Most recently in the fall, Lisa traveled to Colombia for a little more than a week, where she and other volunteers shared their knowledge to bolster local women’s work with nonprofits. Through the same program with Women’s Alliance for Knowledge Exchange, or WAKE, Lisa also traveled to Trinidad and Tobago last March.

“The overarching goal is to pair professional women with women-led nonprofits across the world who just need amplification for their organization,” Lisa says. “To varying degrees, the experience of women all over the world is quite similar. We may not have had loved ones forcibly disappeared like in Colombia, and we may not be fighting fires in the woods in Trinidad, but the experience of being a woman is so similar across the world, and we have found it so extremely easy to connect.”

The nonprofit WAKE, according to its website, is “dedicated to empowering mission-driven social enterprises around the globe by leveraging technology, volunteerism, and collaboration.”

Through WAKE’s program, women in leadership positions can apply to be an advisor, who then fundraise to ensure local participants in countries such as Trinidad and Tobago or Colombia don’t have to pay for the programming. Lisa says she’s grateful to Rogers team members for their donations and support.

“They have been extremely supportive of this work,” Lisa says. “That support looks like being able to have open conversations about why this work is important and why I would love to be able to participate, in addition to what these programs help me learn that I then bring back to my leadership role at Rogers as a woman part of a majority women-led team.”

As part of the program, advisors spend about nine days in another country working with an assigned local nonprofit to help with anything from a marketing pitch to website design. The final day is devoted to meeting with students.

“We’re collaborating,” Lisa says. “It’s a lot of stuff in just over a week, but it’s awesome. The way everyone connects in a room without competition and without one-upping and truly works together is probably my biggest take away — just completely problem-solving and talking about their experiences with no egos involved.”

As part of her travels, Lisa worked with an organization in Colombia called Princesas Menstruantes, which provides menstrual education and demystification. She also conducted a workshop on problem-solving in the professional environment. She says on both of her trips, participants, students, and other advisors approached her wanting to know more about what it’s like working in the mental health field.
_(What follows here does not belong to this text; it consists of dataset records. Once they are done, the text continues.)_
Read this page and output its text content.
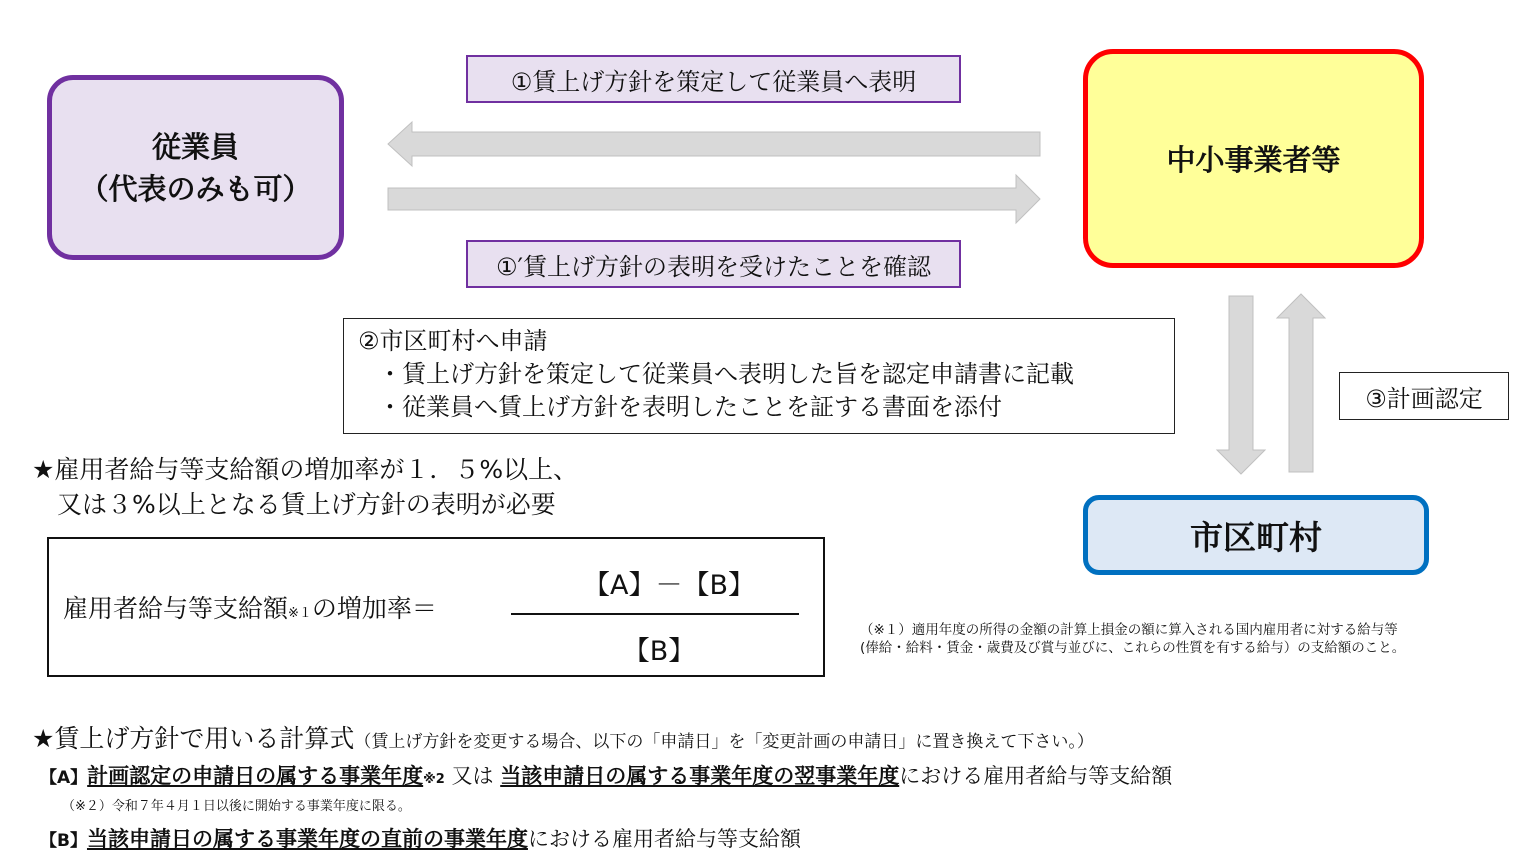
従業員
（代表のみも可）
中小事業者等
市区町村
①賃上げ方針を策定して従業員へ表明
①′賃上げ方針の表明を受けたことを確認
②市区町村へ申請
・賃上げ方針を策定して従業員へ表明した旨を認定申請書に記載
・従業員へ賃上げ方針を表明したことを証する書面を添付	③計画認定
★雇用者給与等支給額の増加率が１．５%以上、
又は３%以上となる賃上げ方針の表明が必要
雇用者給与等支給額※１の増加率＝
【A】－【B】
【B】
（※１）適用年度の所得の金額の計算上損金の額に算入される国内雇用者に対する給与等
(俸給・給料・賃金・歳費及び賞与並びに、これらの性質を有する給与）の支給額のこと。
★賃上げ方針で用いる計算式（賃上げ方針を変更する場合、以下の「申請日」を「変更計画の申請日」に置き換えて下さい。）
【A】計画認定の申請日の属する事業年度※2 又は 当該申請日の属する事業年度の翌事業年度における雇用者給与等支給額
（※２）令和７年４月１日以後に開始する事業年度に限る。
【B】当該申請日の属する事業年度の直前の事業年度における雇用者給与等支給額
“Because both in Colombia and Trinidad – and even here—mental health is stigmatized,” she says. “One student in Trinidad approached me, and I connected her with two of our clinical supervisors because she wanted to go into school for psychiatry and didn’t know what route to take, because it was not really talked about in Trinidad.”

She says her experiences abroad highlighted mental health approaches for her, too, including Madres de la Candelaria, a support organization for women who had relatives who disappeared due to decades-long violence that took Lisa and other advisors to the Museum of Memory commemorating victims.

“It’s people brought together addressing their trauma,” Lisa says. “The way mental health looks all over the world, whether it’s talked about or not — the second people see you are in that industry, they want to talk to you about it, which is fascinating. Every conversation helps break the stigma.”

Lisa says she’s carrying back lessons learned to her work at Rogers.

“You can see that in the way I lead and interact with my team,” Lisa says. “That involves listening more than you talk, as well as always considering everyone’s personal and individual experience and how their day has been. Being a good leader means taking all that into consideration with every conversation you have and every decision that you make.”

Lisa’s traveling will continue. As part of WAKE’s program, next she will head to Cambodia and Rwanda as a part-volunteer part-staff member.

“It’s a unique program, but it shouldn’t be. It’s an honor to be part of it, it’s an honor to have been accepted, and it’s an honor to have been asked back again,” Lisa says. “Even if it seems out of your reach, give it a shot.”